La juge Sandra Day O’Connor, faisant également partie de la majorité, avait elle parcouru dans le détail les preuves sur le fondement desquelles Herrera avait été condamné, ainsi que celles qu’il invoquait en faveur de son innocence lors de sa demande d’habeas corpus. Sans écarter l’existence d’un principe constitutionnel selon lequel l’exécution d’un innocent serait prohibée, elle avait pu se convaincre que les preuves de la culpabilité de Herrera demeuraient accablantes, les éléments nouveaux qu’il invoquait ne permettant pas de rendre probable son innocence.

Mais ce jugement m »a rappelé un autre jugement beaucoup plus récent, puisqu’il date de l’année dernière. Dans l’affaire In re Troy Davis tranchée le 17 août 2009, une majorité de la Cour suprême (par 7 voix contre 2) avait ordonné à une cour fédérale inférieure de faire ce que la même Cour suprême avait refusé dans l’affaire Herrera seize ans auparavant, à savoir procéder à un examen des preuves alléguées de son innocence invoquées par un condamné à mort:

The substantial risk of putting an innocent man to death clearly provides an adequate justification for holding an evidentiary hearing. (Stevens, J.,  p. 1 de son opinion majoritaire)
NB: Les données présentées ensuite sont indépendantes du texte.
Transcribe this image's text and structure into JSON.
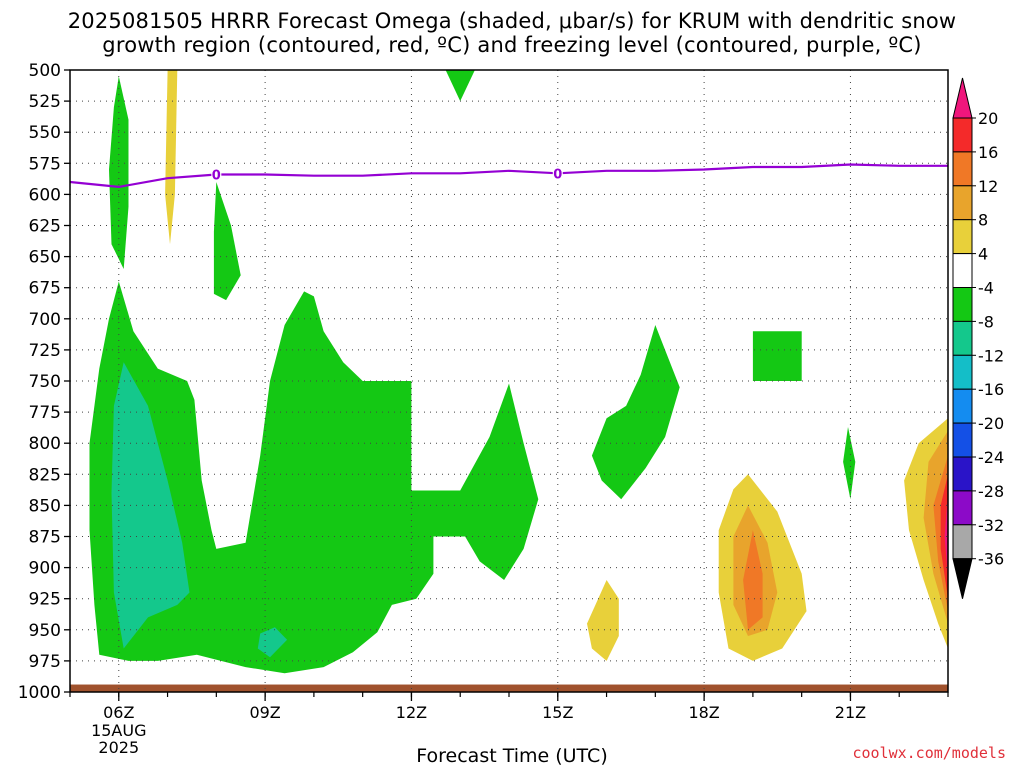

Le juge Antonin Scalia, encore lui, allait dans une opinion minoritaire retentissante affirmer haut et fort qu’il n’existait aucun principe constitutionnel prohibant l’exécution d’un condamné à mort régulièrement jugé dans le respect de ses droits constitutionnels:

This Court has never held that the Constitution forbids the execution of a convicted defendant who has had a full and fair trial but is later able to convince a habeas court that he is « actually » innocent. Quite to the contrary, we have repeatedly left that question unresolved, while expressing considerable doubt thatany claim based on alleged « actual innocence » is constitutionally cognizable. (Scalia, J., p. 2 de son opinion dissidente)

L’exécution d’un innocent ne serait donc pas contraire à la Constitution étatsunienne, selon ce juge, heureusement minoritaire (il n’a été rejoint dans son opinion dissidente que par son comparse réactionnaire Clarence Thomas).

Difficile d’aller plus loin dans le déni de l’idée même du droit.